Jules Méline explique comment le tarif général de 1881 et les tarifs conventionnels de 1882, qui ont introduit presque partout des modérations de droits, ont menacé de ruiner l’industrie et l’agriculture française. « C’est une nouvelle édition, explique-t-il, des traités de 1860 » - les traités de libre-échange avec l’Angleterre. « Les industries sacrifiées par les traités ont continué à végéter misérablement » constate-t-il.

Il montre ensuite comment, au nom de la production nationale, lui-même et ses amis industriels et agrariens viennent de réussir « à arrêter la marche toujours ascendante du libre-échange ».

En effet, pour « sauver l’agriculture nationale d’un désastre irréparable », ils ont fait passer d’abord une loi protectrice sur l’industrie sucrière, puis en 1884 le relèvement des droits sur le bétail et en 1885 celui du droit sur le blé.

En 1892 ils sont parvenus à mettre en place un nouveau « tarif de sauvegarde » qui a fait pour l’agriculture et l’industrie la même chose que « précédemment vis-à-vis du sucre, du blé et du bétail ».

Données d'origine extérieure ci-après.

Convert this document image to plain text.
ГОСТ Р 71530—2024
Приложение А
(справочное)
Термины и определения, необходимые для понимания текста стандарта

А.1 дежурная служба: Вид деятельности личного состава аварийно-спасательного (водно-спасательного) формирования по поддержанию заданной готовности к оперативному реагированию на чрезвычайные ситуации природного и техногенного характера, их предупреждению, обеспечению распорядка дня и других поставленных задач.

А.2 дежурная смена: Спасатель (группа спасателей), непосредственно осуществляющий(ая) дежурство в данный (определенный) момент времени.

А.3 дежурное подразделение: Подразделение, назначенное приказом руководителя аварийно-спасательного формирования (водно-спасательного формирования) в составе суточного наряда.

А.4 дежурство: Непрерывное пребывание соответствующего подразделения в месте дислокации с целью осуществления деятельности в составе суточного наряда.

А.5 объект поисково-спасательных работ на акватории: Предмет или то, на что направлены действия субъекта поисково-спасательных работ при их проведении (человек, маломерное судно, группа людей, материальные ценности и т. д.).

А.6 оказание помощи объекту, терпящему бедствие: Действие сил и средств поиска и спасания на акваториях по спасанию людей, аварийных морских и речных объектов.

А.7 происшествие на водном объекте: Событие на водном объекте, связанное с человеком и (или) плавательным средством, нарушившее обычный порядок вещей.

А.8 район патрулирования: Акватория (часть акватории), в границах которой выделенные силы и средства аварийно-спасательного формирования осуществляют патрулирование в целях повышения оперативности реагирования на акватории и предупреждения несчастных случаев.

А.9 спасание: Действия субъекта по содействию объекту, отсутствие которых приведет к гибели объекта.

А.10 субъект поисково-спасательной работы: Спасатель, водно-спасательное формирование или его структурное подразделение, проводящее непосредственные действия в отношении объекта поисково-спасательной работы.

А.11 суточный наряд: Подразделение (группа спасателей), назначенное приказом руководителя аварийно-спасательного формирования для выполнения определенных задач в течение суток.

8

Le tarif de 1892 opère en effet « une majoration d’environ 25 à 30% du tarif minimum sur les tarifs conventionnels antérieurs ».

Et qui résiste, tentant d’imposer le maintien du tarif libre-changiste de 1881 ? Léon Say et Raynal - les deux hommes de la haute banque, l’un servant quasi-officiellement les intérêts des Rothschild, l’autre ceux des compagnies de chemin de fer, l’homme qui organisa en 1882 la chute de Gambetta !

A Rouen, Jules Méline dénonce virulemment « l’état-major du libre-échange qui est à Paris. Il se compose des gros bonnets de la finance, des grands importateurs et des spéculateurs qui opèrent sur les produits étrangers. » Pour un homme habituellement décrit comme « opportuniste  », « modéré », « médiocrement compétent », les attaques qu’il mène contre « les chefs du libre-échange » et « les maîtres du marché financier » sont extrêmement révélatrices.

Le Jules Méline de 1881-1898, c’est l’anti-Rouvier, l’anti-Etienne, l’anti-Raynal, le défenseur de l’économie nationale.

S’il avait pu consolider son pouvoir, la force qu’il aurait constituée aurait touché aux vraies questions, en profondeur, et ne se serait pas égarée dans les conflits qu’il jugeait lui-même « affaiblissants » de l’anticléricalisme, du monarchisme, du militarisme ou du colonialisme. Il aurait pu définir un grand dessein pour la nation balayant tous ces conflits secondaires. Exagère-t-on, pris par le goût de la contradiction ? Ecoutons encore le Méline de 1893 :

« Les maîtres du marché financier, les libre-échangistes (...) se sont emparés de la grande presse pour opérer sur lopinion publique (...) Cest leur force (...) Notre association de l’Industrie française se trouve en revanche dans un état misérable. » Il propose alors de créer un grand organe quotidien, politique et économique, capable de défendre « l’économie nationale », une « République de travail et de progrès ».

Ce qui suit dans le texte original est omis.